All day long your brain is filtering images, smells, sounds and tastes. What is relevant and what is not? Without this filter, you would go completely crazy. Researchers at Erasmus MC’s Neuroscience department have now discovered how the cerebellum of mice helps to separate important signals from less important ones.
The key appears to lie with what one of the lead researchers Laurens Bosman calls ‘Barbapapa cells’. These cells, with the official name Purkinje cells, are found in the cerebellum of both mice and humans. Bosman and his colleagues taught mice to ignore a loud noise and to respond to a gentle touch of the whiskers. When the mice reacted correctly, they were rewarded with water.
Meanwhile, the researchers recorded what was happening in individual cerebellar Purkinje cells, they write in the scientific journal Cell Reports. PhD student Lorenzo Bina did the lion’s share of the experiments.
Barabapapa cells
The Purkinje cells appeared to change identity. At first, they responded only to loud noise and later only to touch. ‘A kind of Barbapapa cells, in other words,’ says Bosman. The change in the cells kept pace with the learning curve of the mice. The better the mice learned to perform the task, the greater the change in Purkinje cell activity.

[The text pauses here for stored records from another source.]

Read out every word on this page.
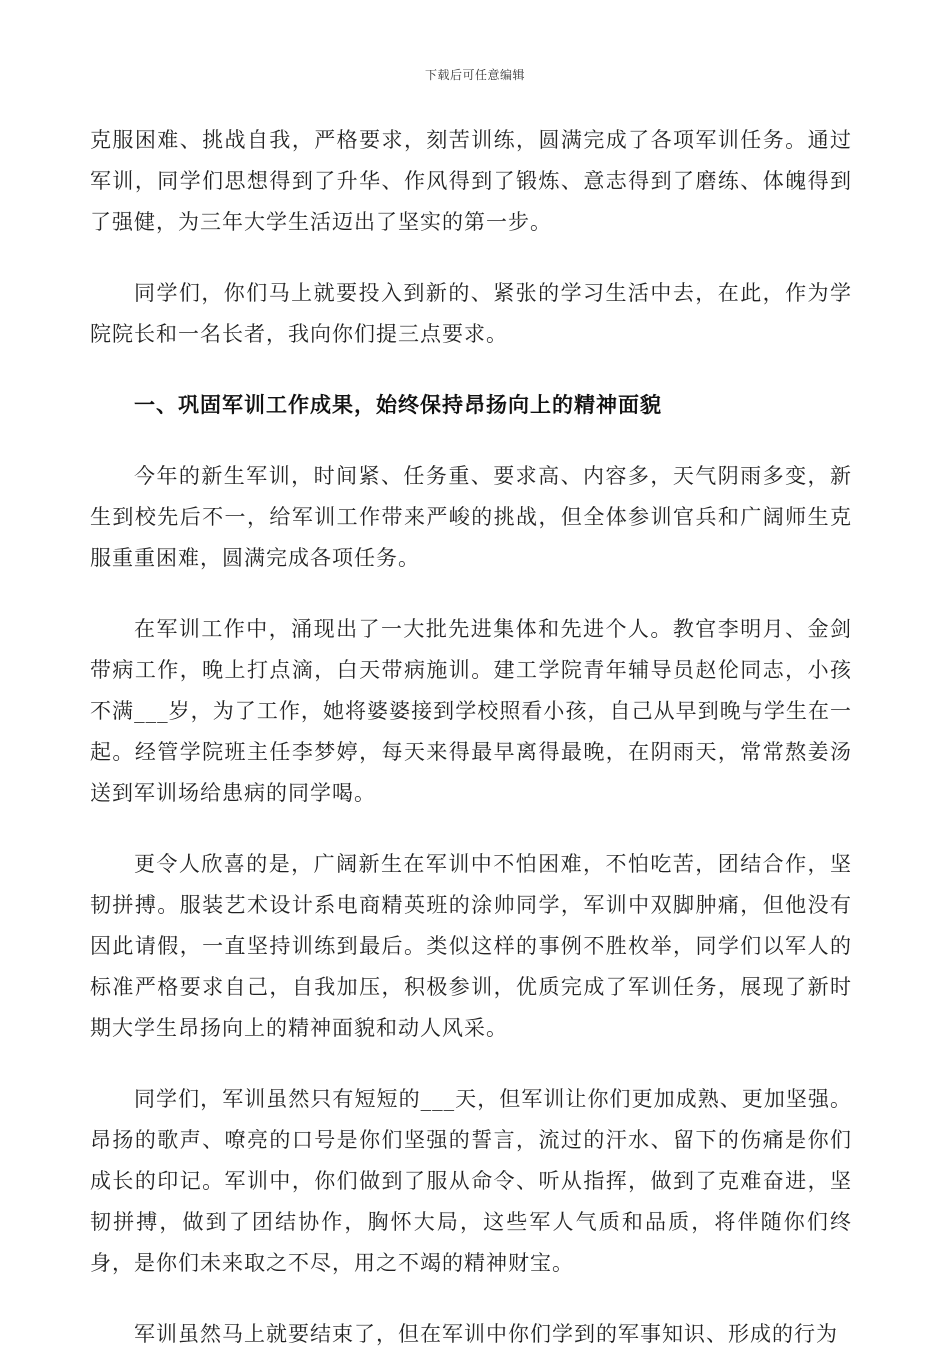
下载后可任意编辑

克服困难、挑战自我，严格要求，刻苦训练，圆满完成了各项军训任务。通过军训，同学们思想得到了升华、作风得到了锻炼、意志得到了磨练、体魄得到了强健，为三年大学生活迈出了坚实的第一步。

同学们，你们马上就要投入到新的、紧张的学习生活中去，在此，作为学院院长和一名长者，我向你们提三点要求。

一、巩固军训工作成果，始终保持昂扬向上的精神面貌

今年的新生军训，时间紧、任务重、要求高、内容多，天气阴雨多变，新生到校先后不一，给军训工作带来严峻的挑战，但全体参训官兵和广阔师生克服重重困难，圆满完成各项任务。

在军训工作中，涌现出了一大批先进集体和先进个人。教官李明月、金剑带病工作，晚上打点滴，白天带病施训。建工学院青年辅导员赵伦同志，小孩不满___岁，为了工作，她将婆婆接到学校照看小孩，自己从早到晚与学生在一起。经管学院班主任李梦婷，每天来得最早离得最晚，在阴雨天，常常熬姜汤送到军训场给患病的同学喝。

更令人欣喜的是，广阔新生在军训中不怕困难，不怕吃苦，团结合作，坚韧拼搏。服装艺术设计系电商精英班的涂帅同学，军训中双脚肿痛，但他没有因此请假，一直坚持训练到最后。类似这样的事例不胜枚举，同学们以军人的标准严格要求自己，自我加压，积极参训，优质完成了军训任务，展现了新时期大学生昂扬向上的精神面貌和动人风采。

同学们，军训虽然只有短短的___天，但军训让你们更加成熟、更加坚强。昂扬的歌声、嘹亮的口号是你们坚强的誓言，流过的汗水、留下的伤痛是你们成长的印记。军训中，你们做到了服从命令、听从指挥，做到了克难奋进，坚韧拼搏，做到了团结协作，胸怀大局，这些军人气质和品质，将伴随你们终身，是你们未来取之不尽，用之不竭的精神财宝。

军训虽然马上就要结束了，但在军训中你们学到的军事知识、形成的行为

In conclusion, the shapeshifting of the Purkinje cells causes the mice to stop responding to the irrelevant loud noise and instead respond to the relevant touch. Scientists call this selective attention. ‘Everything in this process depends on the context. A loud bang, such as one that startles you on a quiet summer evening, is nothing special during a fireworks show. Selective attention involves reacting not so much to what’s loudest or brightest, but matching your reaction to your expectation,’ Bosman explains.
Born without cerebellum
Mice with dysfunctional Purkinje cells could also learn to ignore the loud noise, but needed more time to do so. Bosman says: ‘We see something similar in people who are born without a cerebellum – something that rarely happens. These people eventually learn to walk, but this can take ten or even twenty years. As a result, we already knew that the cerebellum is important in learning movements, but apparently it works the same way in other forms of learning.’